Working with biotech start-up DNA Script, they designed an ionic transistor which consists of an aqueous solution of quinone molecules, interfaced with two concentric ring electrodes with a centre disc electrode (see photo).
The ring electrodes electrochemically lower and tune the local pH around the centre disc by producing and trapping hydrogen ions.
A voltage applied to the centre disc causes an electrochemical reaction which generates an ionic current from the disk into the water.
The reaction rate can be sped up or down by tuning the local pH – increasing or decreasing the ionic current – allowing pH value to be used as a ‘gate’ to control current flow, and creating an ionic parallel to the electronic field effect transistor.
Hundreds of pH-gated ionic transistors were built on the same substrate, arranged so that disk current would be an analogue arithmetic multiplication of the disk voltage and the local pH value.

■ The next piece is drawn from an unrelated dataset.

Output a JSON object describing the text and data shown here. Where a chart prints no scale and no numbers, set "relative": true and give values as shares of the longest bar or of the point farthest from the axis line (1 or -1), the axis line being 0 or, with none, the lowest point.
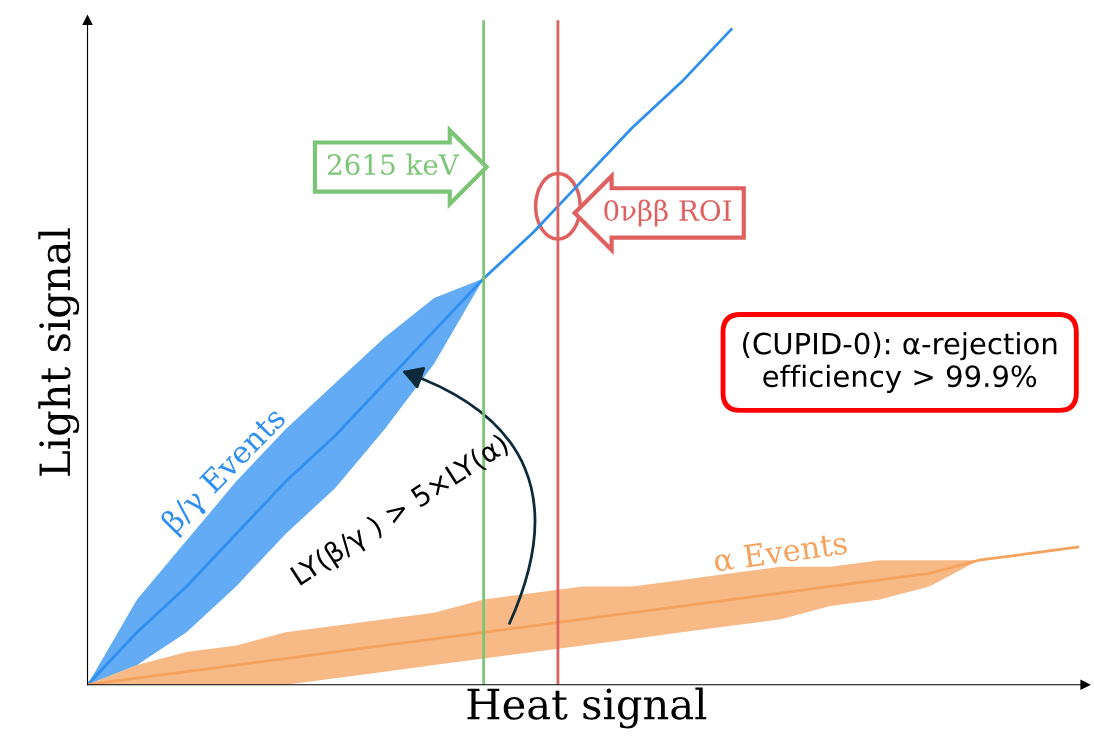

A 16 x 16 array of similar ionic transistors became an analogue matrix multiplyer, with all the different local pHs storing a weight matrix for the equation.
“Our ionic circuit performs the matrix multiplication in water in an analogue manner that is based fully on electrochemical machinery,” said Harvard researcher Woo-Bin Jung. “Matrix multiplication is the most prevalent calculation in neural networks for artificial intelligence.”
“So far,” continued Jung, “we have used only three or four ionic species, such as hydrogen and quinone ions, to enable the gating and ionic transport in the aqueous ionic transistor. It will be very interesting to employ more diverse ionic species and to see how we can exploit them to make rich the contents of information to be processed.”
The research is published in Advanced Materials.